Strong gains in emerging stock markets. The MSCI global index for emerging stocks was up 7.6% for July and August as a whole. The biggest gains were in Latin America and, specifically, Brazil (Ibovespa +12.6%), whose stock market was starting from a low level after the country’s recent recession. The Russian stock market also made notable gains (+9.5%), another economy that has exited recession in the past few months. It was also helped by the recovery in oil prices over the summer.

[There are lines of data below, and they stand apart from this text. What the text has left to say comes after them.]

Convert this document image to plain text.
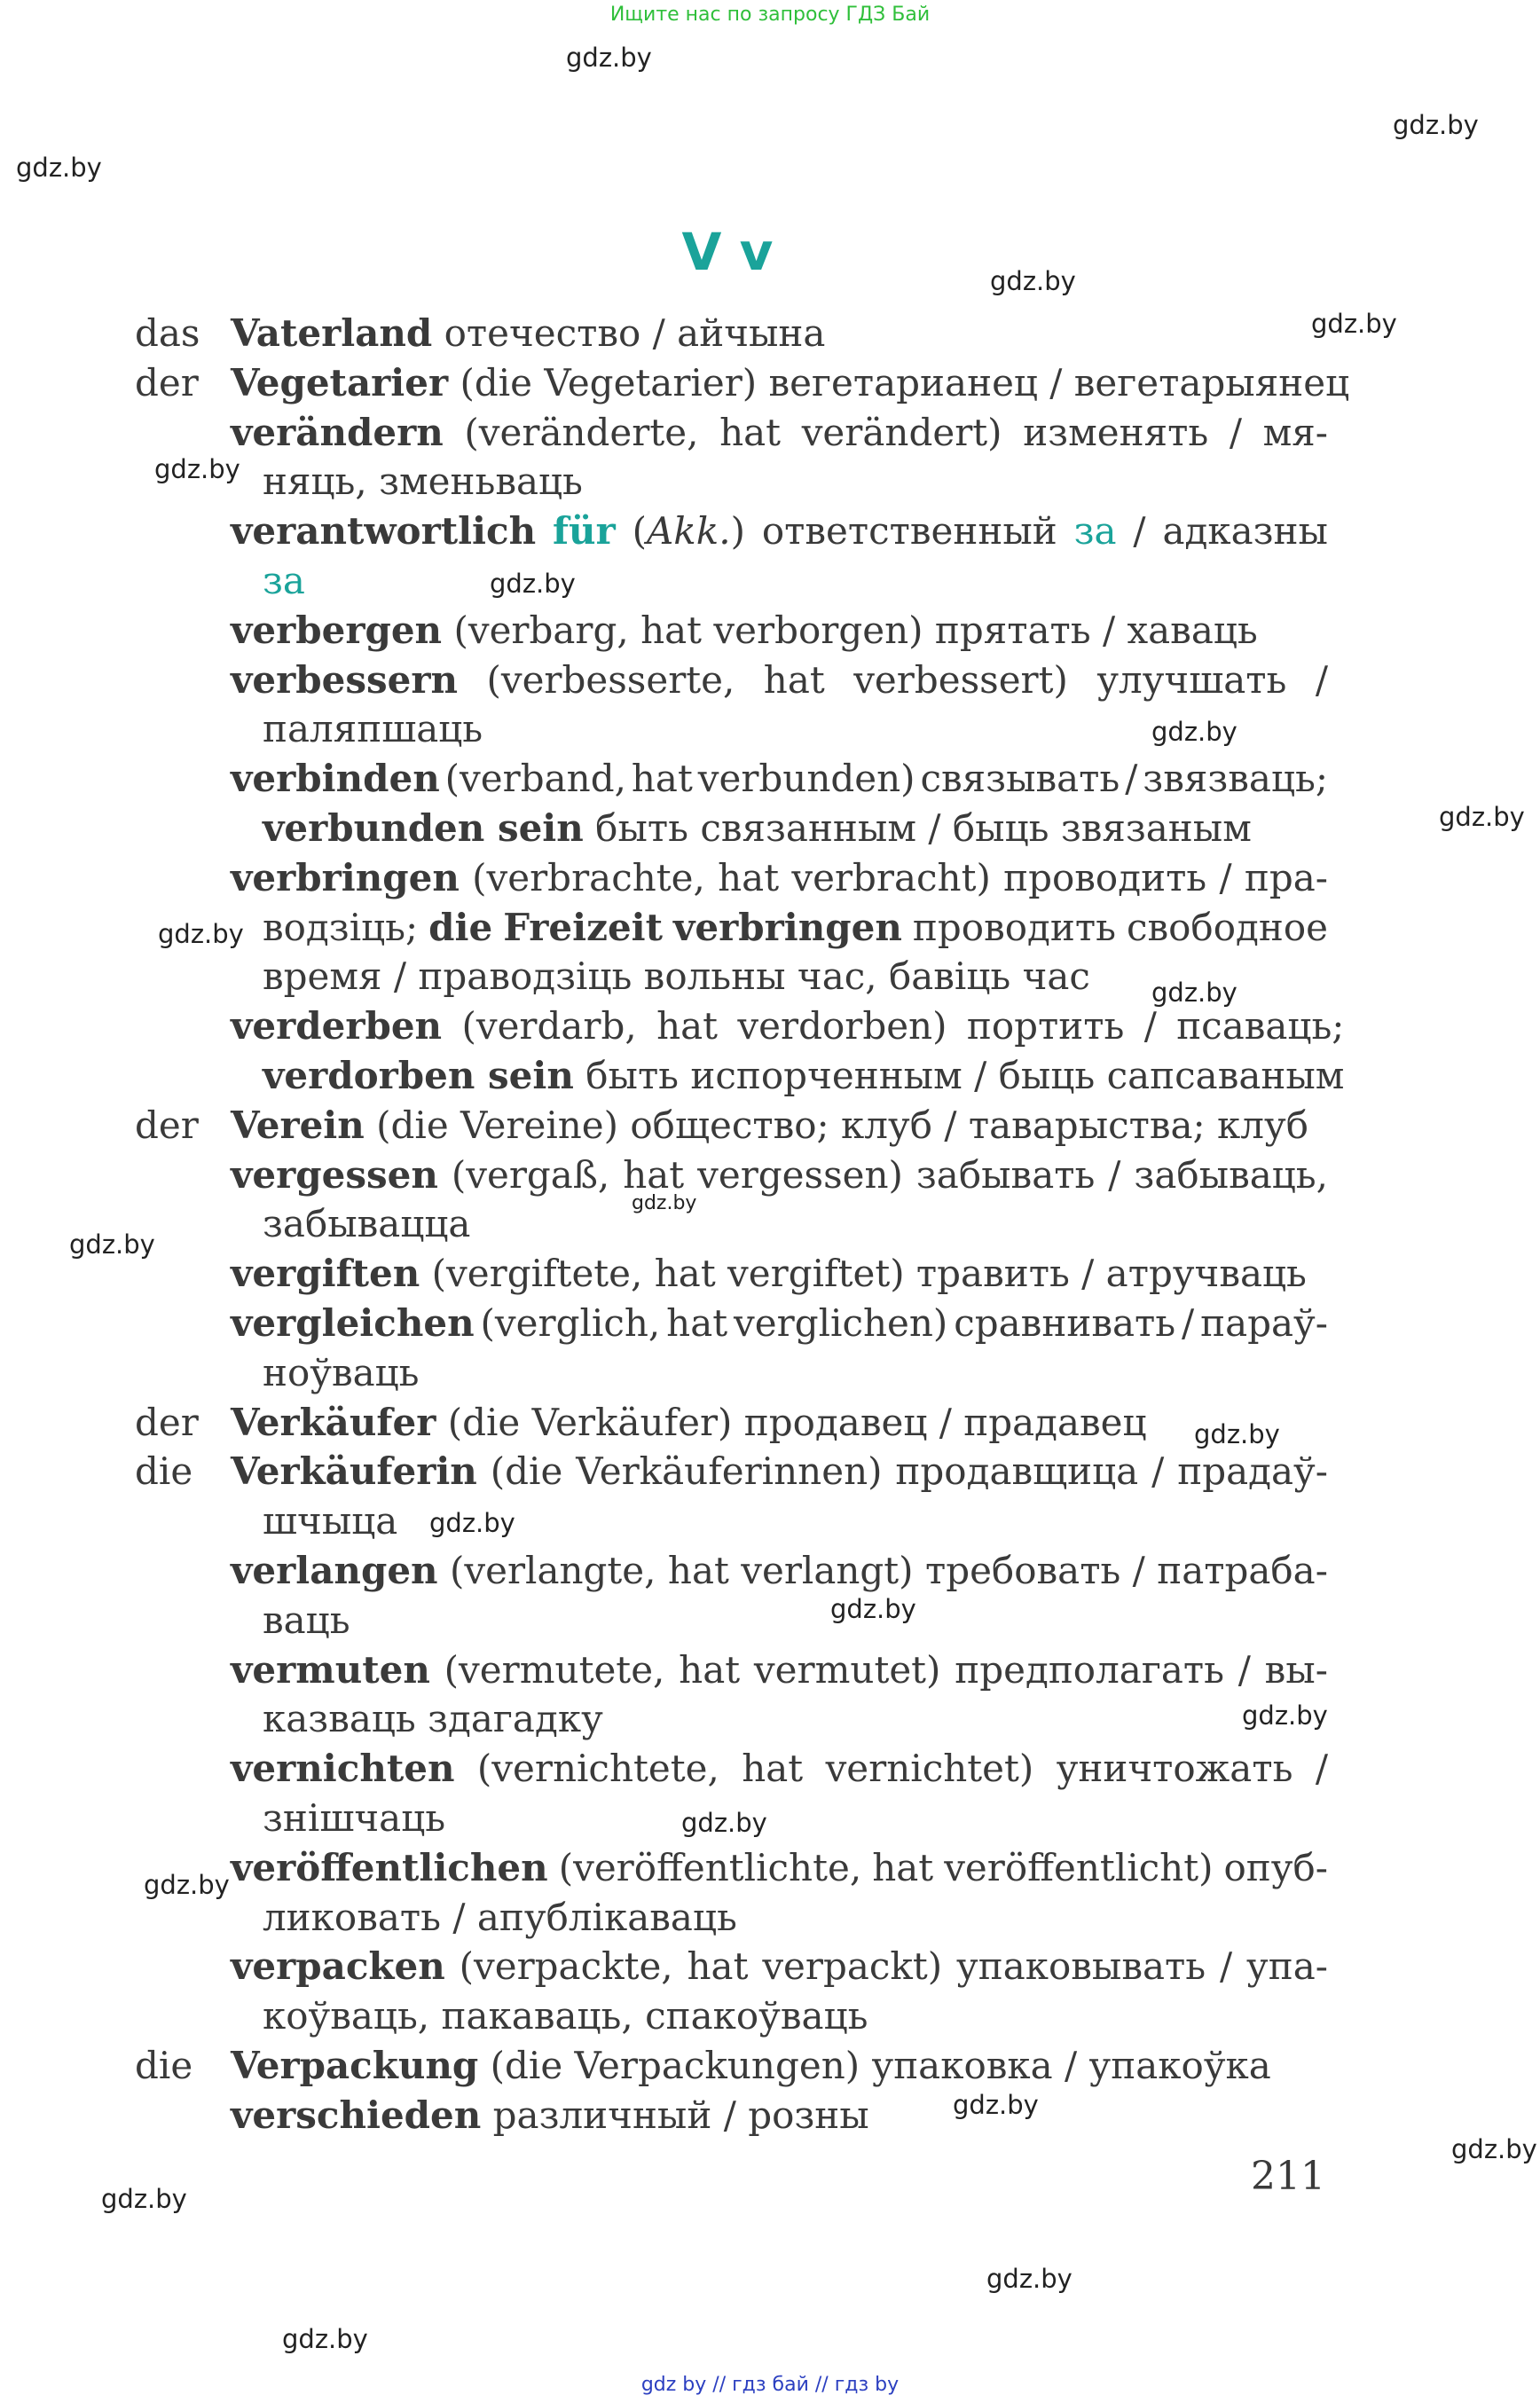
Ищите нас по запросу ГДЗ Бай
gdz.by
gdz.by
gdz.by
gdz.by
gdz.by
gdz.by
gdz.by
gdz.by
gdz.by
gdz.by
gdz.by
gdz.by
gdz.by
gdz.by
gdz.by
gdz.by
gdz.by
gdz.by
gdz.by
gdz.by
gdz.by
gdz.by
gdz.by
gdz.by
V v
das Vaterland отечество / айчына
der Vegetarier (die Vegetarier) вегетарианец / вегетарыянец
verändern (veränderte, hat verändert) изменять / мя-
няць, зменьваць
verantwortlich für (Akk.) ответственный за / адказны
за
verbergen (verbarg, hat verborgen) прятать / хаваць
verbessern (verbesserte, hat verbessert) улучшать /
паляпшаць
verbinden (verband, hat verbunden) связывать / звязваць;
verbunden sein быть связанным / быць звязаным
verbringen (verbrachte, hat verbracht) проводить / пра-
водзіць; die Freizeit verbringen проводить свободное
время / праводзіць вольны час, бавіць час
verderben (verdarb, hat verdorben) портить / псаваць;
verdorben sein быть испорченным / быць сапсаваным
der Verein (die Vereine) общество; клуб / таварыства; клуб
vergessen (vergaß, hat vergessen) забывать / забываць,
забывацца
vergiften (vergiftete, hat vergiftet) травить / атручваць
vergleichen (verglich, hat verglichen) сравнивать / параў-
ноўваць
der Verkäufer (die Verkäufer) продавец / прадавец
die	Verkäuferin (die Verkäuferinnen) продавщица / прадаў-
шчыца
verlangen (verlangte, hat verlangt) требовать / патраба-
ваць
vermuten (vermutete, hat vermutet) предполагать / вы-
казваць здагадку
vernichten (vernichtete, hat vernichtet) уничтожать /
знішчаць
veröffentlichen (veröffentlichte, hat veröffentlicht) опуб-
ликовать / апублікаваць
verpacken (verpackte, hat verpackt) упаковывать / упа-
коўваць, пакаваць, спакоўваць
die	Verpackung (die Verpackungen) упаковка / упакоўка
verschieden различный / розны
211
gdz by // гдз бай // гдз by
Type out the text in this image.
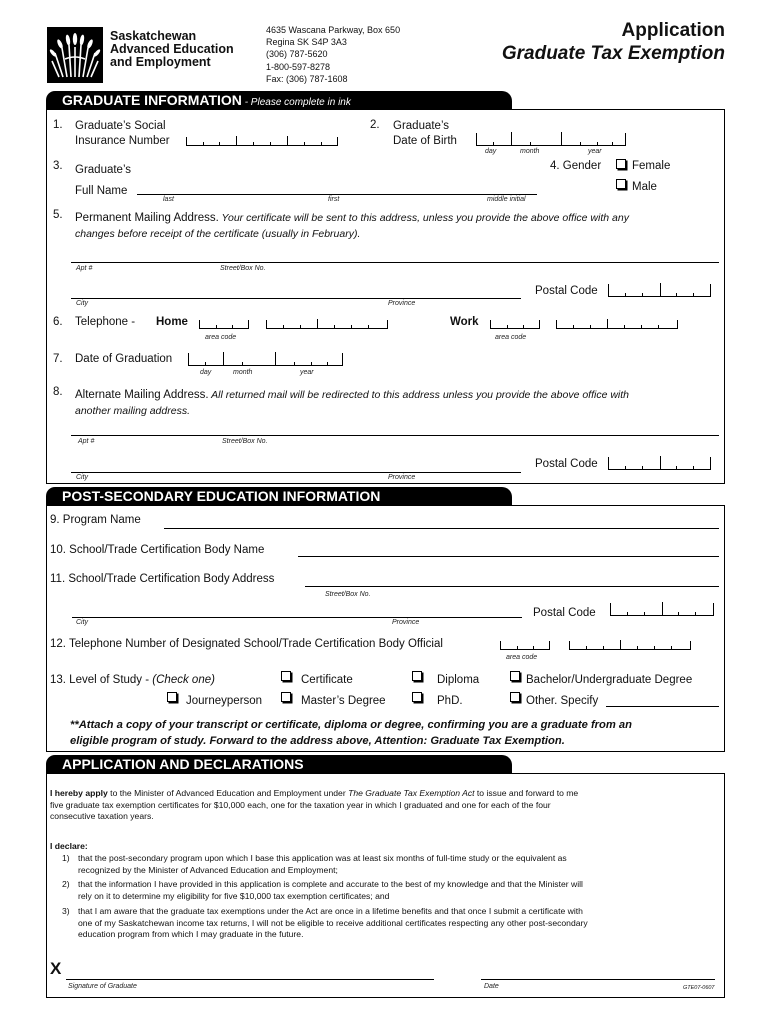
Saskatchewan
Advanced Education
and Employment
4635 Wascana Parkway, Box 650
Regina SK S4P 3A3
(306) 787-5620
1-800-597-8278
Fax: (306) 787-1608
Application
Graduate Tax Exemption
GRADUATE INFORMATION - Please complete in ink
1. Graduate’s Social
Insurance Number
2. Graduate’s
Date of Birth
day	month	year
3. Graduate’s
Full Name
last	first	middle initial
4. Gender	Female
Male
5. Permanent Mailing Address. Your certificate will be sent to this address, unless you provide the above office with any
changes before receipt of the certificate (usually in February).
Apt #	Street/Box No.
Postal Code
City	Province
6. Telephone - Home
area code
Work
area code
7. Date of Graduation
day	month	year
8. Alternate Mailing Address. All returned mail will be redirected to this address unless you provide the above office with
another mailing address.
Apt #	Street/Box No.
Postal Code
City	Province
POST-SECONDARY EDUCATION INFORMATION
9. Program Name
10. School/Trade Certification Body Name
11. School/Trade Certification Body Address
Street/Box No.
Postal Code
City	Province
12. Telephone Number of Designated School/Trade Certification Body Official
area code
13. Level of Study - (Check one)	Certificate	Diploma	Bachelor/Undergraduate Degree
Journeyperson	Master’s Degree	PhD.	Other. Specify
**Attach a copy of your transcript or certificate, diploma or degree, confirming you are a graduate from an
eligible program of study. Forward to the address above, Attention: Graduate Tax Exemption.
APPLICATION AND DECLARATIONS
I hereby apply to the Minister of Advanced Education and Employment under The Graduate Tax Exemption Act to issue and forward to me
five graduate tax exemption certificates for $10,000 each, one for the taxation year in which I graduated and one for each of the four
consecutive taxation years.
I declare:
1) that the post-secondary program upon which I base this application was at least six months of full-time study or the equivalent as
recognized by the Minister of Advanced Education and Employment;
2) that the information I have provided in this application is complete and accurate to the best of my knowledge and that the Minister will
rely on it to determine my eligibility for five $10,000 tax exemption certificates; and
3) that I am aware that the graduate tax exemptions under the Act are once in a lifetime benefits and that once I submit a certificate with
one of my Saskatchewan income tax returns, I will not be eligible to receive additional certificates respecting any other post-secondary
education program from which I may graduate in the future.
X
Signature of Graduate	Date	GTE07-0607
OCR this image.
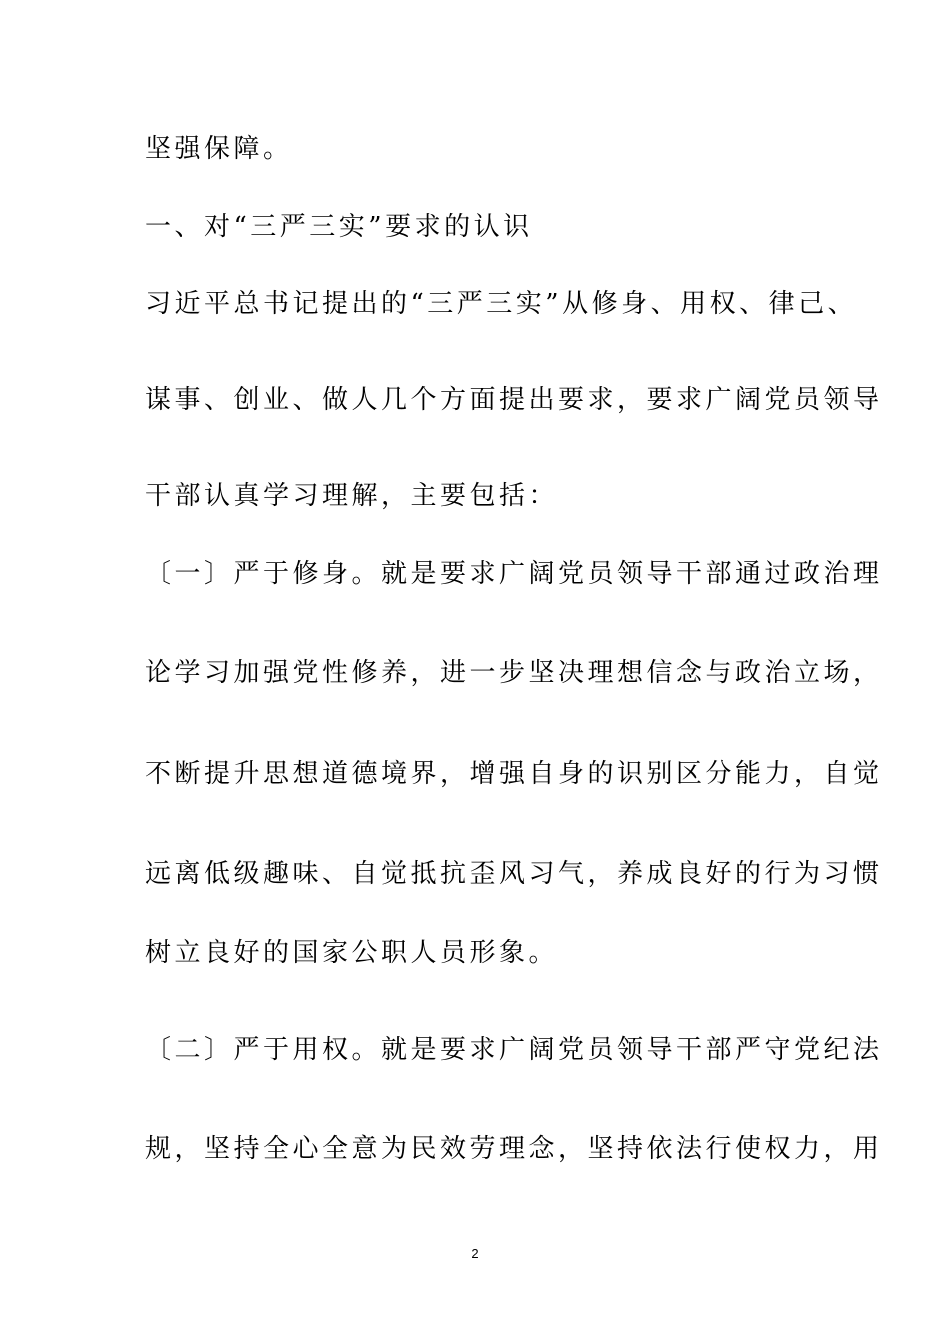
坚强保障。
一、对“三严三实”要求的认识
习近平总书记提出的“三严三实”从修身、用权、律己、
谋事、创业、做人几个方面提出要求，要求广阔党员领导
干部认真学习理解，主要包括：
〔一〕严于修身。就是要求广阔党员领导干部通过政治理
论学习加强党性修养，进一步坚决理想信念与政治立场，
不断提升思想道德境界，增强自身的识别区分能力，自觉
远离低级趣味、自觉抵抗歪风习气，养成良好的行为习惯
树立良好的国家公职人员形象。
〔二〕严于用权。就是要求广阔党员领导干部严守党纪法
规，坚持全心全意为民效劳理念，坚持依法行使权力，用
2
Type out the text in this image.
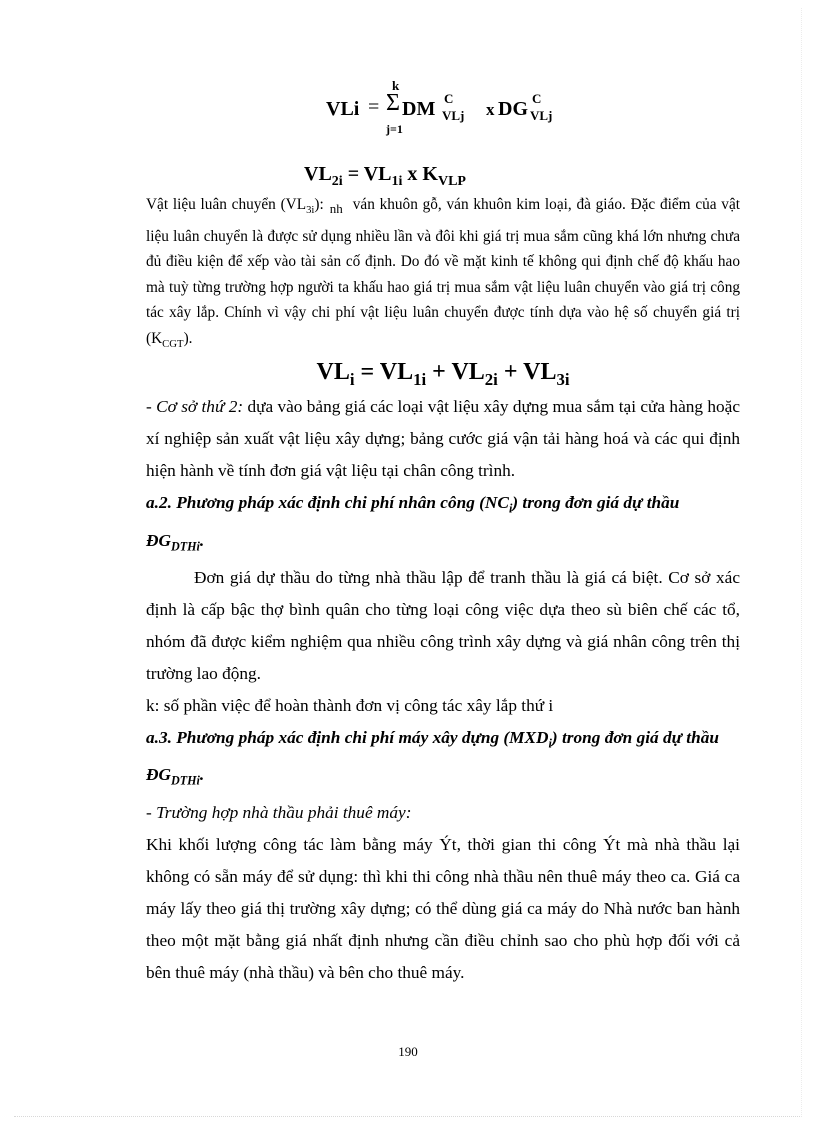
VLi =
k
Σ
j=1
DM C
VLj x DG C
VLj
$VL_{2i} = VL_{1i}$ x $K_{VLP}$

Vật liệu luân chuyển $(VL_{3i})$: $_{nh}$ ván khuôn gỗ, ván khuôn kim loại, đà giáo. Đặc điểm của vật liệu luân chuyển là được sử dụng nhiều lần và đôi khi giá trị mua sắm cũng khá lớn nhưng chưa đủ điều kiện để xếp vào tài sản cố định. Do đó về mặt kinh tế không qui định chế độ khấu hao mà tuỳ từng trường hợp người ta khấu hao giá trị mua sắm vật liệu luân chuyển vào giá trị công tác xây lắp. Chính vì vậy chi phí vật liệu luân chuyển được tính dựa vào hệ số chuyển giá trị $(K_{CGT})$.

$VL_i = VL_{1i} + VL_{2i} + VL_{3i}$

- Cơ sở thứ 2: dựa vào bảng giá các loại vật liệu xây dựng mua sắm tại cửa hàng hoặc xí nghiệp sản xuất vật liệu xây dựng; bảng cước giá vận tải hàng hoá và các qui định hiện hành về tính đơn giá vật liệu tại chân công trình.

a.2. Phương pháp xác định chi phí nhân công $(NC_i)$ trong đơn giá dự thầu $ĐG_{DTHi}$.

Đơn giá dự thầu do từng nhà thầu lập để tranh thầu là giá cá biệt. Cơ sở xác định là cấp bậc thợ bình quân cho từng loại công việc dựa theo sù biên chế các tổ, nhóm đã được kiểm nghiệm qua nhiều công trình xây dựng và giá nhân công trên thị trường lao động.

k: số phần việc để hoàn thành đơn vị công tác xây lắp thứ i

a.3. Phương pháp xác định chi phí máy xây dựng $(MXD_i)$ trong đơn giá dự thầu $ĐG_{DTHi}$.

- Trường hợp nhà thầu phải thuê máy:

Khi khối lượng công tác làm bằng máy Ýt, thời gian thi công Ýt mà nhà thầu lại không có sẵn máy để sử dụng: thì khi thi công nhà thầu nên thuê máy theo ca. Giá ca máy lấy theo giá thị trường xây dựng; có thể dùng giá ca máy do Nhà nước ban hành theo một mặt bằng giá nhất định nhưng cần điều chỉnh sao cho phù hợp đối với cả bên thuê máy (nhà thầu) và bên cho thuê máy.

190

Oil prices pick up and stabilise above USD 50 per barrel. Oil began the summer below USD 50, with no clear direction and looking weak because of doubts regarding OPEC’s ability to cut production. However, after OPEC’s last meeting at the end of July, the Brent barrel picked up and rose to around USD 52, remaining more or less at this level throughout August. The latest OPEC meeting did not change the situation regarding Libya or Nigeria, cartel members which do not come under the agreed cuts even though their production has grown considerably over the past few months. However, Saudi Arabia announced its intention to considerably reduce its exports. This announcement, together with smaller crude oil stocks in the US, helped the price of oil to recover in August and go above USD 50.